Functions are also supported for conditional responses:

new MockLLM({
  responses: (opts, callIndex) => {
    const lastUserMsg = opts.messages.findLast((m) => m.role === 'user')?.content ?? '';
    if (typeof lastUserMsg === 'string' && lastUserMsg.includes('refund')) {
      return mockToolCall('qa_lookup', { question: lastUserMsg });
    }
    return { content: `OK ${callIndex}` };
  },
});

In array mode the last entry repeats — calls beyond the array length all return the last item.

Runner

const report = await runEvals(evals, {
  llm,                          // required
  toolMocks: {                  // optional: mock ctx.llm and other ambient helpers
    llm: (prompt) => `mocked llm: ${prompt}`,
  },
  verbose: true,                // default true; prints each result
});

interface EvalReport {
  total: number;
  passed: number;
  failed: number;
  skipped: number;
  failures: number;             // alias of failed; convenient for CI
  results: EvalResult[];        // each EvalResult carries trace + failures[]
}

The failures alias exists for CI ergonomics (if (report.failures > 0) process.exit(1) reads more naturally).

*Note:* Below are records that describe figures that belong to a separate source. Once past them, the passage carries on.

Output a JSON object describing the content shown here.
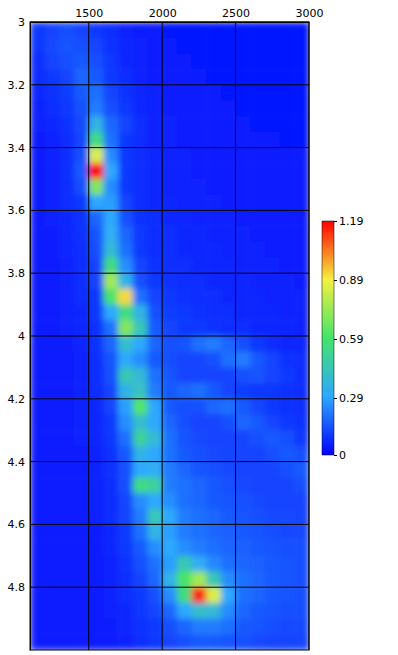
{
  "chart_data": {
    "type": "heatmap",
    "x": [
      1150,
      1250,
      1350,
      1450,
      1550,
      1650,
      1750,
      1850,
      1950,
      2050,
      2150,
      2250,
      2350,
      2450,
      2550,
      2650,
      2750,
      2850,
      2950
    ],
    "y": [
      3.025,
      3.075,
      3.125,
      3.175,
      3.225,
      3.275,
      3.325,
      3.375,
      3.425,
      3.475,
      3.525,
      3.575,
      3.625,
      3.675,
      3.725,
      3.775,
      3.825,
      3.875,
      3.925,
      3.975,
      4.025,
      4.075,
      4.125,
      4.175,
      4.225,
      4.275,
      4.325,
      4.375,
      4.425,
      4.475,
      4.525,
      4.575,
      4.625,
      4.675,
      4.725,
      4.775,
      4.825,
      4.875,
      4.925,
      4.975
    ],
    "z": [
      [
        0.1,
        0.12,
        0.14,
        0.12,
        0.1,
        0.08,
        0.06,
        0.05,
        0.05,
        0.04,
        0.04,
        0.04,
        0.04,
        0.04,
        0.04,
        0.04,
        0.04,
        0.04,
        0.04
      ],
      [
        0.1,
        0.13,
        0.15,
        0.14,
        0.12,
        0.09,
        0.07,
        0.06,
        0.05,
        0.05,
        0.04,
        0.04,
        0.04,
        0.04,
        0.04,
        0.04,
        0.04,
        0.04,
        0.04
      ],
      [
        0.08,
        0.12,
        0.14,
        0.16,
        0.14,
        0.1,
        0.07,
        0.06,
        0.05,
        0.05,
        0.05,
        0.04,
        0.04,
        0.04,
        0.04,
        0.04,
        0.04,
        0.04,
        0.04
      ],
      [
        0.08,
        0.1,
        0.12,
        0.18,
        0.16,
        0.1,
        0.08,
        0.06,
        0.05,
        0.05,
        0.05,
        0.05,
        0.04,
        0.04,
        0.04,
        0.04,
        0.04,
        0.04,
        0.04
      ],
      [
        0.07,
        0.09,
        0.11,
        0.16,
        0.2,
        0.12,
        0.09,
        0.07,
        0.06,
        0.05,
        0.05,
        0.05,
        0.05,
        0.04,
        0.04,
        0.04,
        0.04,
        0.04,
        0.04
      ],
      [
        0.06,
        0.08,
        0.1,
        0.14,
        0.22,
        0.14,
        0.1,
        0.07,
        0.06,
        0.05,
        0.05,
        0.05,
        0.05,
        0.05,
        0.04,
        0.04,
        0.04,
        0.04,
        0.04
      ],
      [
        0.06,
        0.07,
        0.09,
        0.13,
        0.35,
        0.18,
        0.12,
        0.08,
        0.06,
        0.06,
        0.05,
        0.05,
        0.05,
        0.05,
        0.05,
        0.04,
        0.04,
        0.04,
        0.04
      ],
      [
        0.05,
        0.06,
        0.08,
        0.12,
        0.55,
        0.2,
        0.1,
        0.08,
        0.06,
        0.06,
        0.05,
        0.05,
        0.05,
        0.05,
        0.05,
        0.05,
        0.05,
        0.04,
        0.04
      ],
      [
        0.05,
        0.06,
        0.08,
        0.14,
        0.85,
        0.25,
        0.1,
        0.08,
        0.07,
        0.06,
        0.06,
        0.05,
        0.05,
        0.05,
        0.05,
        0.05,
        0.05,
        0.05,
        0.05
      ],
      [
        0.05,
        0.06,
        0.08,
        0.16,
        1.19,
        0.3,
        0.1,
        0.08,
        0.07,
        0.06,
        0.06,
        0.05,
        0.05,
        0.05,
        0.05,
        0.05,
        0.05,
        0.05,
        0.05
      ],
      [
        0.05,
        0.06,
        0.08,
        0.14,
        0.7,
        0.25,
        0.1,
        0.08,
        0.07,
        0.06,
        0.06,
        0.06,
        0.05,
        0.05,
        0.05,
        0.05,
        0.05,
        0.05,
        0.05
      ],
      [
        0.05,
        0.06,
        0.08,
        0.1,
        0.3,
        0.28,
        0.12,
        0.08,
        0.07,
        0.07,
        0.06,
        0.06,
        0.06,
        0.05,
        0.05,
        0.05,
        0.05,
        0.05,
        0.05
      ],
      [
        0.05,
        0.06,
        0.07,
        0.09,
        0.18,
        0.3,
        0.14,
        0.09,
        0.08,
        0.07,
        0.07,
        0.06,
        0.06,
        0.06,
        0.05,
        0.05,
        0.05,
        0.05,
        0.05
      ],
      [
        0.05,
        0.05,
        0.07,
        0.09,
        0.15,
        0.32,
        0.18,
        0.1,
        0.08,
        0.08,
        0.07,
        0.07,
        0.06,
        0.06,
        0.06,
        0.05,
        0.05,
        0.05,
        0.05
      ],
      [
        0.05,
        0.05,
        0.07,
        0.08,
        0.14,
        0.38,
        0.2,
        0.1,
        0.08,
        0.08,
        0.07,
        0.07,
        0.07,
        0.06,
        0.06,
        0.06,
        0.05,
        0.05,
        0.05
      ],
      [
        0.05,
        0.05,
        0.06,
        0.08,
        0.12,
        0.55,
        0.25,
        0.12,
        0.09,
        0.08,
        0.08,
        0.07,
        0.07,
        0.07,
        0.06,
        0.06,
        0.06,
        0.05,
        0.05
      ],
      [
        0.05,
        0.05,
        0.06,
        0.08,
        0.12,
        0.75,
        0.35,
        0.14,
        0.1,
        0.09,
        0.08,
        0.08,
        0.07,
        0.07,
        0.07,
        0.06,
        0.06,
        0.06,
        0.05
      ],
      [
        0.05,
        0.05,
        0.06,
        0.08,
        0.1,
        0.6,
        0.92,
        0.2,
        0.12,
        0.1,
        0.09,
        0.08,
        0.08,
        0.07,
        0.07,
        0.07,
        0.06,
        0.06,
        0.06
      ],
      [
        0.05,
        0.05,
        0.06,
        0.07,
        0.1,
        0.3,
        0.55,
        0.35,
        0.14,
        0.11,
        0.1,
        0.09,
        0.08,
        0.08,
        0.07,
        0.07,
        0.07,
        0.06,
        0.06
      ],
      [
        0.05,
        0.05,
        0.06,
        0.07,
        0.09,
        0.2,
        0.7,
        0.45,
        0.16,
        0.12,
        0.1,
        0.1,
        0.09,
        0.08,
        0.08,
        0.07,
        0.07,
        0.07,
        0.06
      ],
      [
        0.05,
        0.05,
        0.05,
        0.07,
        0.09,
        0.18,
        0.4,
        0.3,
        0.18,
        0.14,
        0.15,
        0.2,
        0.22,
        0.18,
        0.14,
        0.1,
        0.08,
        0.07,
        0.07
      ],
      [
        0.05,
        0.05,
        0.05,
        0.06,
        0.08,
        0.15,
        0.3,
        0.25,
        0.16,
        0.14,
        0.12,
        0.12,
        0.14,
        0.2,
        0.22,
        0.16,
        0.12,
        0.09,
        0.08
      ],
      [
        0.05,
        0.05,
        0.05,
        0.06,
        0.08,
        0.14,
        0.45,
        0.38,
        0.2,
        0.15,
        0.12,
        0.12,
        0.12,
        0.12,
        0.14,
        0.15,
        0.12,
        0.1,
        0.08
      ],
      [
        0.05,
        0.05,
        0.05,
        0.06,
        0.08,
        0.12,
        0.35,
        0.42,
        0.22,
        0.16,
        0.18,
        0.2,
        0.16,
        0.12,
        0.11,
        0.1,
        0.1,
        0.09,
        0.08
      ],
      [
        0.05,
        0.05,
        0.05,
        0.06,
        0.07,
        0.12,
        0.28,
        0.62,
        0.3,
        0.16,
        0.14,
        0.14,
        0.18,
        0.2,
        0.16,
        0.12,
        0.1,
        0.09,
        0.08
      ],
      [
        0.05,
        0.05,
        0.05,
        0.06,
        0.07,
        0.1,
        0.25,
        0.4,
        0.3,
        0.18,
        0.14,
        0.12,
        0.12,
        0.14,
        0.18,
        0.16,
        0.12,
        0.1,
        0.09
      ],
      [
        0.05,
        0.05,
        0.05,
        0.06,
        0.07,
        0.1,
        0.2,
        0.5,
        0.38,
        0.2,
        0.15,
        0.13,
        0.12,
        0.12,
        0.12,
        0.14,
        0.16,
        0.14,
        0.1
      ],
      [
        0.05,
        0.05,
        0.05,
        0.05,
        0.06,
        0.09,
        0.16,
        0.35,
        0.3,
        0.2,
        0.16,
        0.14,
        0.13,
        0.12,
        0.12,
        0.12,
        0.14,
        0.16,
        0.14
      ],
      [
        0.05,
        0.05,
        0.05,
        0.05,
        0.06,
        0.09,
        0.14,
        0.3,
        0.32,
        0.22,
        0.18,
        0.15,
        0.14,
        0.13,
        0.12,
        0.12,
        0.12,
        0.14,
        0.16
      ],
      [
        0.05,
        0.05,
        0.05,
        0.05,
        0.06,
        0.08,
        0.14,
        0.55,
        0.5,
        0.22,
        0.2,
        0.18,
        0.16,
        0.14,
        0.13,
        0.12,
        0.12,
        0.12,
        0.14
      ],
      [
        0.05,
        0.05,
        0.05,
        0.05,
        0.06,
        0.08,
        0.12,
        0.25,
        0.3,
        0.25,
        0.2,
        0.18,
        0.16,
        0.15,
        0.14,
        0.13,
        0.12,
        0.12,
        0.12
      ],
      [
        0.05,
        0.05,
        0.05,
        0.05,
        0.06,
        0.08,
        0.12,
        0.22,
        0.45,
        0.3,
        0.22,
        0.2,
        0.18,
        0.16,
        0.15,
        0.14,
        0.13,
        0.13,
        0.12
      ],
      [
        0.05,
        0.05,
        0.05,
        0.05,
        0.05,
        0.07,
        0.1,
        0.2,
        0.35,
        0.28,
        0.22,
        0.2,
        0.18,
        0.17,
        0.16,
        0.15,
        0.14,
        0.13,
        0.13
      ],
      [
        0.05,
        0.05,
        0.05,
        0.05,
        0.05,
        0.07,
        0.1,
        0.16,
        0.25,
        0.3,
        0.25,
        0.22,
        0.2,
        0.18,
        0.17,
        0.16,
        0.15,
        0.14,
        0.14
      ],
      [
        0.05,
        0.05,
        0.05,
        0.05,
        0.05,
        0.06,
        0.09,
        0.14,
        0.2,
        0.28,
        0.45,
        0.32,
        0.24,
        0.2,
        0.18,
        0.17,
        0.16,
        0.15,
        0.14
      ],
      [
        0.05,
        0.05,
        0.05,
        0.05,
        0.05,
        0.06,
        0.08,
        0.12,
        0.18,
        0.35,
        0.6,
        0.75,
        0.45,
        0.25,
        0.2,
        0.18,
        0.16,
        0.15,
        0.14
      ],
      [
        0.05,
        0.05,
        0.05,
        0.05,
        0.05,
        0.06,
        0.08,
        0.1,
        0.14,
        0.25,
        0.55,
        1.15,
        0.85,
        0.3,
        0.2,
        0.18,
        0.16,
        0.15,
        0.14
      ],
      [
        0.05,
        0.05,
        0.05,
        0.05,
        0.05,
        0.06,
        0.07,
        0.1,
        0.12,
        0.18,
        0.3,
        0.4,
        0.38,
        0.25,
        0.18,
        0.16,
        0.15,
        0.14,
        0.14
      ],
      [
        0.05,
        0.05,
        0.05,
        0.05,
        0.05,
        0.05,
        0.07,
        0.09,
        0.1,
        0.14,
        0.18,
        0.22,
        0.22,
        0.2,
        0.16,
        0.15,
        0.14,
        0.13,
        0.13
      ],
      [
        0.05,
        0.05,
        0.05,
        0.05,
        0.05,
        0.05,
        0.06,
        0.08,
        0.1,
        0.12,
        0.14,
        0.16,
        0.16,
        0.15,
        0.14,
        0.13,
        0.12,
        0.12,
        0.12
      ]
    ],
    "xlim": [
      1100,
      3000
    ],
    "xticks": [
      1500,
      2000,
      2500,
      3000
    ],
    "ylim": [
      3,
      5
    ],
    "yticks": [
      3,
      3.2,
      3.4,
      3.6,
      3.8,
      4,
      4.2,
      4.4,
      4.6,
      4.8
    ],
    "grid": true,
    "colorbar": {
      "lim": [
        0,
        1.19
      ],
      "ticks": [
        0,
        0.29,
        0.59,
        0.89,
        1.19
      ]
    }
  }
}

How each skill type is driven

skill.type	What runEvals does
`script`	No LLM call; collects each step's `subtitle` into the trace.
`prompt`	Substitutes `vars` into `prompt`, then makes one `llm.complete({ system, user: userInput })` call.
`action`	Calls `handler(stubCtx)`; `palette.replace` / `navigate` / `agent` calls are captured as `trace.toolCalls`.
`surface`	Calls `build(stubCtx)`; the result lands in `trace.surfaces[]`.

PanelSkill isn't driven directly by the runner — its lifecycle (onEnter → onInput → onAction) needs a host-supplied test harness.

Skip

defineEval({ name: 'not implemented yet', skill, userInput: '...', assertions: [], skip: 'API not deployed' });

Skipped evals don't run, don't fail, and still appear in the report.

Eval vs integration test

Use eval	Use integration test
Skill / prompt / tool behaviour	Full UI flow (palette open, key press, render)
Pure LLM-driven decisions	DOM interaction, CSS, routing
Want many cases in seconds	A few happy paths over minutes
Run without a real LLM key (CI)	Run end-to-end fixtures
Mock deterministic input → output	Real user agent

You need both — evals catch "how the LLM uses tools," integration tests catch browser behaviour.